At Henning Larsen, we are working on revitalizing our workspace, making it even fitter to support our workflows. In this process, we are testing different furniture. This because the right furniture can stage human interaction in the workspace in ways that support your strategy – and ultimately contribute to the financial baseline.
To make sure you have the right furniture for your company, you need to figure out how people work. What processes occur in your daily routines, how do you interact with each other and what are your needs and wishes?
At Henning Larsen, we want people to interact more and better. We want to make sure that people talk to each other, on business matters, but also very much on private topics because it creates trust between colleagues – a trust that people will bring into their projects. Without spaces for talking, this will not happen.
That is why we need the right furniture in our workspace. The right furniture can make talking happen, create informal meetings and support the trust building, that we cherish so much.
+Halle is a furniture company with an ambition to create furniture that changes the way the end-users work and interacts. They have been kind to lend us a lot of furniture to try out. This because also they are interested in researching how their products are used and can be improved – and our workspace-revitalizing project created an obvious test arena.

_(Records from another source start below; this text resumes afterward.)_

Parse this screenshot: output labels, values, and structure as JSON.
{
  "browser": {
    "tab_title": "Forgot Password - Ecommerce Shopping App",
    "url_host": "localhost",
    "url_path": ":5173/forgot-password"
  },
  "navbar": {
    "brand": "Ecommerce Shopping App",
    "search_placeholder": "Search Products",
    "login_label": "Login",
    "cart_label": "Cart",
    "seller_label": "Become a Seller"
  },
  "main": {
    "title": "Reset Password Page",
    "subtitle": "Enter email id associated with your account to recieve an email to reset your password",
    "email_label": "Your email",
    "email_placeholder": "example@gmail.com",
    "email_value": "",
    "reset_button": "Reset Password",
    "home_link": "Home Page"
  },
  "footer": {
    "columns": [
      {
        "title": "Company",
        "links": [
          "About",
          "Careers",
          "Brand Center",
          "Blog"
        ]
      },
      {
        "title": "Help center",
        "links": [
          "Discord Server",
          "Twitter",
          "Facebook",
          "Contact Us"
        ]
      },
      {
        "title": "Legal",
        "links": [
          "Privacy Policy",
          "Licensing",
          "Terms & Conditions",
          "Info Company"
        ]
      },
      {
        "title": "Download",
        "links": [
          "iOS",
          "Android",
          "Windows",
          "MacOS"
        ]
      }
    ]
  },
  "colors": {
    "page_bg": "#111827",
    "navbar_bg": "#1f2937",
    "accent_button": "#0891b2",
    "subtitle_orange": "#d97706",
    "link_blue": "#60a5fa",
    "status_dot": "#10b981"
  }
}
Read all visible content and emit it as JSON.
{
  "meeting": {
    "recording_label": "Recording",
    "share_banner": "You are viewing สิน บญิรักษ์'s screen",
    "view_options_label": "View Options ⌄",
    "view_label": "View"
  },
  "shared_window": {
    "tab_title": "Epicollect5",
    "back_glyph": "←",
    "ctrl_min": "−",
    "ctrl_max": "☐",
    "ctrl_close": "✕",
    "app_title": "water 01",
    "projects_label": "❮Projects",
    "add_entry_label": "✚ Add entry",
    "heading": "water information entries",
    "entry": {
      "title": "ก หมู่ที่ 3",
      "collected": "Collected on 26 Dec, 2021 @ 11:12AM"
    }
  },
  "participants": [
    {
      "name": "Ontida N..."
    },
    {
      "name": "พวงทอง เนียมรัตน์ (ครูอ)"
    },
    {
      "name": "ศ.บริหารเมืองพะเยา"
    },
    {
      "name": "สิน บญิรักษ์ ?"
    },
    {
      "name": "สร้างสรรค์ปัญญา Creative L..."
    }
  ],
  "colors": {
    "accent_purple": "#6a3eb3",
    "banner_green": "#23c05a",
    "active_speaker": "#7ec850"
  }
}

All companies are different and so is work routines. I like to call people via Skype, but that annoys my colleagues, so I book – and block – a meeting room for a simple phone call. What if a furniture can provide a space for calling people while blocking the noise?
Well, it can. +Halle has one of those, and we’re testing it. It is a small example. But imagine if you mapped your entire workday and found out that your needs in the morning are significantly different from your needs in the afternoon. Why would you sit in the same chair all day? A workspace should support the change in your routines, and thus, so should furniture.
Furniture should also support the fact that the workforce is changing. With millennials entering workspaces, nothing is the same as it was when our parents were going to work in the morning, sat in their cubicle or office until late afternoon and went home to their families. Today, we bring our work home, which blurs the line between what is work and what is personal life. Should we then also be able to bring personal life into the workspace? I say yes! Should you have a living room in your workspace? Why not! You have to create a workspace that supports the future, and furniture is everything in this equation.
Rooms can change us. That is what architecture is fundamentally about, at least to us at Henning Larsen. We always aim to stage interaction, and with interior design, a lot of this comes with strategic use of (the right!) furniture.
This takes research, both I and Martin Halle from +Halle agree on this. Interior design is not about placing a chair in the corner – at least that would be a huge waste of furniture potential.